I need to build a shutter like this:
What is the formulas to draw each vertex?
Suppose I have num which is the number of triangles (in this case num=7) and the radius of the circle. How can I obtain the coordinates of each vertex of each triangle of the shutter?
I don't know how to obtain these coordinates.
Thank you very much
On
I'll use the name $n$ instead of num for the number of triangles because it works better in math formulas. You can translate back when using it in your software.
In the "shutter" we can see an outer $n$-gon (containing all the rest of the figure) and an inner $n$-gon (the white or empty region in the middle). The inner $n$-gon is smaller than the outer $n$-gon and is rotated so that each edge of the inner $n$-gon, extended in a clockwise direction relative to the center of the $n$-gon, intersects a vertex of the outer $n$-gon.
The regions bounded by these extended edges and the edges of the outer $n$-gon are the triangles you want to draw.

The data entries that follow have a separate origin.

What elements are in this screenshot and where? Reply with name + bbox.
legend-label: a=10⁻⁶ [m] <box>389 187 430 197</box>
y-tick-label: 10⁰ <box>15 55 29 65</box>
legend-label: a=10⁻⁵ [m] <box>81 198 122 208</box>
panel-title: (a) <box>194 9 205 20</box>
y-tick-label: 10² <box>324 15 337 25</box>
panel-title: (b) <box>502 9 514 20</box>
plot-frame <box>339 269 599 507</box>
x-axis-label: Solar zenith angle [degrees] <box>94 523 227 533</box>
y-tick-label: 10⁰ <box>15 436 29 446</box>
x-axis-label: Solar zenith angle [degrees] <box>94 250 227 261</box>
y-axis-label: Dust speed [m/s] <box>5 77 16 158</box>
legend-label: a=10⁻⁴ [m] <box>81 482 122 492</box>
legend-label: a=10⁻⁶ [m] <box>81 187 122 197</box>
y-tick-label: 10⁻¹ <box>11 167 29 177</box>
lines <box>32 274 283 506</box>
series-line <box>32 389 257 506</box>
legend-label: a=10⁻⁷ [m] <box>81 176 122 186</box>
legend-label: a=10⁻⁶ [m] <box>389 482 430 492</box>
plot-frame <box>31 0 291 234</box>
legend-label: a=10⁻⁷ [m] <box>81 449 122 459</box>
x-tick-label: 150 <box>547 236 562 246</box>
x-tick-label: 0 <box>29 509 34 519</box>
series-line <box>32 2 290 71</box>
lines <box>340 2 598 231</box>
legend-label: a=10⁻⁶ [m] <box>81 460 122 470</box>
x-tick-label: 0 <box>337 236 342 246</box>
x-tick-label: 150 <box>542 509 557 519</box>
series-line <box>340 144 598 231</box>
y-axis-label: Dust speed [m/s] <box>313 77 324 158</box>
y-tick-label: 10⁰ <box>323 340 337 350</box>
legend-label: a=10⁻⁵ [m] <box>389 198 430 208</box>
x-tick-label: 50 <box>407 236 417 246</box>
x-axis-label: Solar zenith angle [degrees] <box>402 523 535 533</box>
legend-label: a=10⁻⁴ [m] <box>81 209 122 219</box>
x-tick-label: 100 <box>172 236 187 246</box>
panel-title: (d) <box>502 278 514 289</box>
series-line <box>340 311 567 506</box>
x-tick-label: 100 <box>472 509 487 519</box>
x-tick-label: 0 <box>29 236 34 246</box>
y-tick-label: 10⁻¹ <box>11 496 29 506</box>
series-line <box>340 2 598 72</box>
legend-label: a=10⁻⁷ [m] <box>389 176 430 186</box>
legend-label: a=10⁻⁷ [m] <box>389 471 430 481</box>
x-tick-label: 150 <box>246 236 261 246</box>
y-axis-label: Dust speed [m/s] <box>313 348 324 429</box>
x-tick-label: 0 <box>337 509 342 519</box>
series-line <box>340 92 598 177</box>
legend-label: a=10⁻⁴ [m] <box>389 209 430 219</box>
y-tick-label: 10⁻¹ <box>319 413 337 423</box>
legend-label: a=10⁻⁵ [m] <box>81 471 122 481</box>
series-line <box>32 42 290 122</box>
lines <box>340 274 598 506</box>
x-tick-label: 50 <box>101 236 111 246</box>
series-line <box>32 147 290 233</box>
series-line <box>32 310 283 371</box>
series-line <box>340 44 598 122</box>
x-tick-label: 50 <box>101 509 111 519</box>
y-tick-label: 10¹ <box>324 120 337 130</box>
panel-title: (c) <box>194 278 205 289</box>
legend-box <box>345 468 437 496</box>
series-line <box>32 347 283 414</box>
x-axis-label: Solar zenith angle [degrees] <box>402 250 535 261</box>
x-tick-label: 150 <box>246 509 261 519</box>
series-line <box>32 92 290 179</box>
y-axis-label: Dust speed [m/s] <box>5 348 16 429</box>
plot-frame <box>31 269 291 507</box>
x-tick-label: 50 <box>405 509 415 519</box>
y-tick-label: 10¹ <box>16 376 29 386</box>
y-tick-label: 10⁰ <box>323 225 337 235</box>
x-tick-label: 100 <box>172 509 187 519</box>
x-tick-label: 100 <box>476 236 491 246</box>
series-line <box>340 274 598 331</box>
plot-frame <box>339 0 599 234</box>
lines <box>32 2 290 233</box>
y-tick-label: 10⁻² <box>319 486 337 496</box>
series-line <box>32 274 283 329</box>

One edge of a triangle is simply one of the edges of the outer $n$-gon, which is easy enough to plot. Assuming you are using standard Cartesian coordinates (perpendicular $x$ and $y$ axes, and the positive $y$ axis is counterclockwise from the positive $x$ axis), if the center of the shutter is to be at the point $O = (x_0,y_0),$ you can plot the vertices of side $k$ of the $n$-gon at $$ A = \left(x_0 + R\cos\left(\theta_0 + \frac{2\pi}n k\right), y_0 + R\sin\left(\theta_0 + \frac{2\pi}n k\right)\right) $$ and $$ B = \left(x_0 + R\cos\left(\theta_0 + \frac{2\pi}n (k + 1)\right), y_0 + R\sin\left(\theta_0 + \frac{2\pi}n (k + 1)\right)\right), $$ where $\theta_0$ is an angle that determines how the entire shutter is oriented relative to your drawing; increasing $\theta_0$ will rotate the entire shutter counterclockwise.
Now let $M$ be the midpoint of the segment $AB.$ Then $\triangle OMA$ is a right triangle with its right angle at $M.$ The hypotenuse $OA$ has length $R$ and the angle at $O$ is $\pi/n,$ so $OM = R \cos(\pi/n).$
If $C$ is the third vertex of the triangle that you want to draw adjacent edge $AB,$ if $D$ is the vertex of the inner $n$-gon between $A$ and $C,$ and if $P$ is the midpoint of $CD,$ then $\triangle OPA$ is a right triangle with its right angle at $P,$ again with hypotenuse $OA.$
The next part depends on how you want to set the inner shape of the shutter. You can specify the angle $\alpha$ at $A$ in the triangle $\triangle ABC,$ you can specify the distance from the center to one of the vertices of the inner $n$-gon (that is, specify the length $OC$), or you can specify the distance from the center to the midpoint of a side of the inner $n$-gon (that is, specify the length $OP$).
Any one of these measurements gives you the other two. When we know either $OC$ or $OP,$ we can derive the other value using the formula $$ OP = OC \cos(\pi/n). $$ When we know either $\alpha$ or $OP$ we can derive the other value from the formula $$ OP = R \cos\left(\frac\pi n + \alpha\right), $$ because $\angle POM = \alpha.$
So let's suppose you specified the inner shape of the shutter somehow and that you now have the values of $\alpha$ and $OC.$ Then the coordinates of $C$ are obtained by a formula similar to the one for $B,$ but scaled down (because it is a vertex of a smaller $n$-gon) and rotated by the angle $\alpha$: $$ C = \left(x_0 + OC\cos\left(\theta_0 + \frac{2\pi}n (k + 1) + \alpha\right), y_0 + OC\sin\left(\theta_0 + \frac{2\pi}n (k + 1) + \alpha\right)\right). $$
If you would like to know the sides and angles of triangle $\triangle ABC,$ they are \begin{align} AB &= 2R \sin\left(\frac\pi n\right), \\ AC &= R \left(\sin\left(\frac\pi n + \alpha\right) + \sin\left(\frac\pi n\right)\cos\left(\frac\pi n + \alpha\right)\right),\\ BC &= R \left(\sin\left(\frac\pi n + \alpha\right) - \sin\left(\frac\pi n\right)\cos\left(\frac\pi n + \alpha\right)\right),\\ \angle BAC &= \alpha, \\ \angle ACB &= \frac{2\pi}n, \\ \angle ABC &= \pi - \frac{2\pi}n - \alpha. \end{align}
$$x=r\cos(\theta), y=r\sin(\theta), \theta = \frac{360i + offset}{num}$$
Where $i = 0,...,num-1$, and offset can 'rotate' the starting point. Look up polar coordinates or circle parametric equation.